Trolls are kids, ignoramuses, and people with anger problems. I guess accountability and transparency might be a workable hotfix, but it'd be a band-aid, not a cure.
46
Y'all are some pussies if you only troll on the internet. I troll IN REAL LIFE when I get bored.

@37: Aaand that is the origin of Trollface.
47
But...but...if the trolls go away, where will I get my daily giggles?
48
@40: get firefox, get greasemonkey, get any scripts written by this guy: http://userscripts.org/users/89370

They work like a charm-- there is a "hide" button next to each registered user's name, so you can simply click on it once and never see them again. IT IS DELIGHTFUL.
49
I ain't sayin nuttin.

Especially given what @48 posted.
50
@19 for the insightful sage win.
51
@48:

Will this script work on Chrome?
52
the nature of civilization is that we learn better face to face manners and some new ideas and make money and have stuff, but in fact inside nothing feels better than to hate on eahother. pussies
53
1. FB is all too happy to eliminate anonymity. They want commercial dollars, that is objective #1. I don't trust anything they say.

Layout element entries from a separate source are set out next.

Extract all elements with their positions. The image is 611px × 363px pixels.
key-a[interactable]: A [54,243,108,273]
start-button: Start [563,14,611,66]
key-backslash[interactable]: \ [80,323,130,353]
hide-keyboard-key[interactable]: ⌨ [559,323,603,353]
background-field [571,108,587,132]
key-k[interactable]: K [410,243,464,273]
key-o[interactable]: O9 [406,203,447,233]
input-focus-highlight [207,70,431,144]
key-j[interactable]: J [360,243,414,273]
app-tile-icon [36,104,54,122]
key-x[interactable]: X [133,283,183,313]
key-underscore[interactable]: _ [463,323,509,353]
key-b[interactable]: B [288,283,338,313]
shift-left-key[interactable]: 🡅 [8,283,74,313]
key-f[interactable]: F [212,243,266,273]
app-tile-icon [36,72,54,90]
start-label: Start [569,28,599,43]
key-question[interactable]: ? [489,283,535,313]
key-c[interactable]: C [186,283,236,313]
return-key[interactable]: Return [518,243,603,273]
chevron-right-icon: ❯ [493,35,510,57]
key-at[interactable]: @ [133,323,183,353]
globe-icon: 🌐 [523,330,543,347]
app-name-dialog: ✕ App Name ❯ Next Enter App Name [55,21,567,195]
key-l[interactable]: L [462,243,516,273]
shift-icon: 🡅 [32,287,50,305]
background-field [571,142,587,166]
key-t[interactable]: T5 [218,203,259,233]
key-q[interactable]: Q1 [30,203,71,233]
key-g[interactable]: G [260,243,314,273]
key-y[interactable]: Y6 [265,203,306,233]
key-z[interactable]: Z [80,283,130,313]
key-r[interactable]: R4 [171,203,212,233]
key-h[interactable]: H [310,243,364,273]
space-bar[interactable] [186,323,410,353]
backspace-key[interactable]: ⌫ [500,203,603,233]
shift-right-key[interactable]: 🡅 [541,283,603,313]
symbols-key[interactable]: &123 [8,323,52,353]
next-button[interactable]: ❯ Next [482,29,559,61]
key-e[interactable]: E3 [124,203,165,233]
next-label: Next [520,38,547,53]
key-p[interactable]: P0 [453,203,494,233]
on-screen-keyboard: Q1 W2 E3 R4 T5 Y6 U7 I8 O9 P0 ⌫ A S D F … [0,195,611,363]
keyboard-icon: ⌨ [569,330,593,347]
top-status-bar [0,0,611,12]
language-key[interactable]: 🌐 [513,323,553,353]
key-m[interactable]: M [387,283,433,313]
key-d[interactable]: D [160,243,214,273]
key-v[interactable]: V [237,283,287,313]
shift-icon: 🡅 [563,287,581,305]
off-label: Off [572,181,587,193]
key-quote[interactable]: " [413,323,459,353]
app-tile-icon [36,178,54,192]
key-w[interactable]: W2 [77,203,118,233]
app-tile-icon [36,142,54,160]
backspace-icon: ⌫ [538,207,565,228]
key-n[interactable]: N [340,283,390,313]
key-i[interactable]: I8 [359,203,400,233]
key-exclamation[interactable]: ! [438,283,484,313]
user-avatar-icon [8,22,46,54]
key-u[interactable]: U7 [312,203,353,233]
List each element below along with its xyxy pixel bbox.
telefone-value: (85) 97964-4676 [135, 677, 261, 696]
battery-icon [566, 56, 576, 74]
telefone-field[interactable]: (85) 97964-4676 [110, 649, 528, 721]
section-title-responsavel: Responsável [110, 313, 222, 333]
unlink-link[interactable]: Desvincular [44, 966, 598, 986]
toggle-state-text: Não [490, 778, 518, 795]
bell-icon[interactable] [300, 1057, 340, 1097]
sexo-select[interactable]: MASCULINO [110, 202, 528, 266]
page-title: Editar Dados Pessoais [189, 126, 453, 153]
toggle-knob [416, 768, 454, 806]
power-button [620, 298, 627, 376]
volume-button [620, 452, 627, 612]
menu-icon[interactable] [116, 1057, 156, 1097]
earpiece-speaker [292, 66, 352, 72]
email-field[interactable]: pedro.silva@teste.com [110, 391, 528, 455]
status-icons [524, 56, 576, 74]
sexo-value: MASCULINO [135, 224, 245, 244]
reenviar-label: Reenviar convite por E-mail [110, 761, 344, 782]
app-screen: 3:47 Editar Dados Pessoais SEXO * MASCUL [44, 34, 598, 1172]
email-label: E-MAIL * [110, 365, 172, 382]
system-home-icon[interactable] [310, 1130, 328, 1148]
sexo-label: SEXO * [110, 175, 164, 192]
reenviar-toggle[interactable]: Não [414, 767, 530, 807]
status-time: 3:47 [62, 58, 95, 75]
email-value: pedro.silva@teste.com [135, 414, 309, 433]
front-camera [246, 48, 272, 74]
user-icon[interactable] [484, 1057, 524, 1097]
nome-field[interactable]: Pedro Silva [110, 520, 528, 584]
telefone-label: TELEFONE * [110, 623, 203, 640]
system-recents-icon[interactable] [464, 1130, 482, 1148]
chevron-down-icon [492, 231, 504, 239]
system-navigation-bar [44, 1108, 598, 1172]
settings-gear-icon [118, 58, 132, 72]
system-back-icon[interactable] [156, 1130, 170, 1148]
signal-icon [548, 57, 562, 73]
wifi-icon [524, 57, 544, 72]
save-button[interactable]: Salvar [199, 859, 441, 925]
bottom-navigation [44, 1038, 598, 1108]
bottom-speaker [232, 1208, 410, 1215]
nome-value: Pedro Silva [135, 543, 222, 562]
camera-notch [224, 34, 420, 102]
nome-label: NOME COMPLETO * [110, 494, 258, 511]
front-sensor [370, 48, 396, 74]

2. "Morality, Plato argues, comes from full disclosure; without accountability for our actions we would all behave unjustly"
Wikileaks recent cable postings vis-à-vis diplomacy.

3. Anonymity DEFINITELY has it's place. Full disclosure, when living in a state or community that is willing to torture and heavily harass (*ahem*), may come at the price of death. Or at least unjust imprisonment. That is merely one example.

There are myriad cases where anonymity *enables* full disclosure, rather than prevents it.

It's just simply not a black-and-white issue.
54
What's wrong with trolls?
55
Wait. So it's "shame" when an employee of FB tries to guilt people away from their privacy?
56
@45 >>Trolls are kids, ignoramuses, and people with anger problems.

NO U
57
@52 "eahother"!?! you fucking spell-check lacking shit-stain n00b-licker. If I ever see you on slog again you're dead!
58
@51: I don't think so, but swear to god, the script is totally worth switching browsers for. It looks like there's no comparable script for Chrome. just think: every assclown that makes you roll your eyes as soon as you see their icon: GONE.
59
@57 fkcu u grammer troal ! you ocd bich! (actually the only thing that bothers me is improper use of to / too) i dont da get grammr obsessives. you no understand?
60
Facebook is the perfect example of what happens when everybody agrees to be 'friends' and anonymity is eliminated: Nothing but endless pages of people posting pictures of their cats and telling you what they had for lunch.

Politeness is great and all, but there's also something to be said for the candor that anonymity allows. Since modern Americans are largely unwilling to engage in confrontations over politics IRL, the troll-infested forums have become the public square.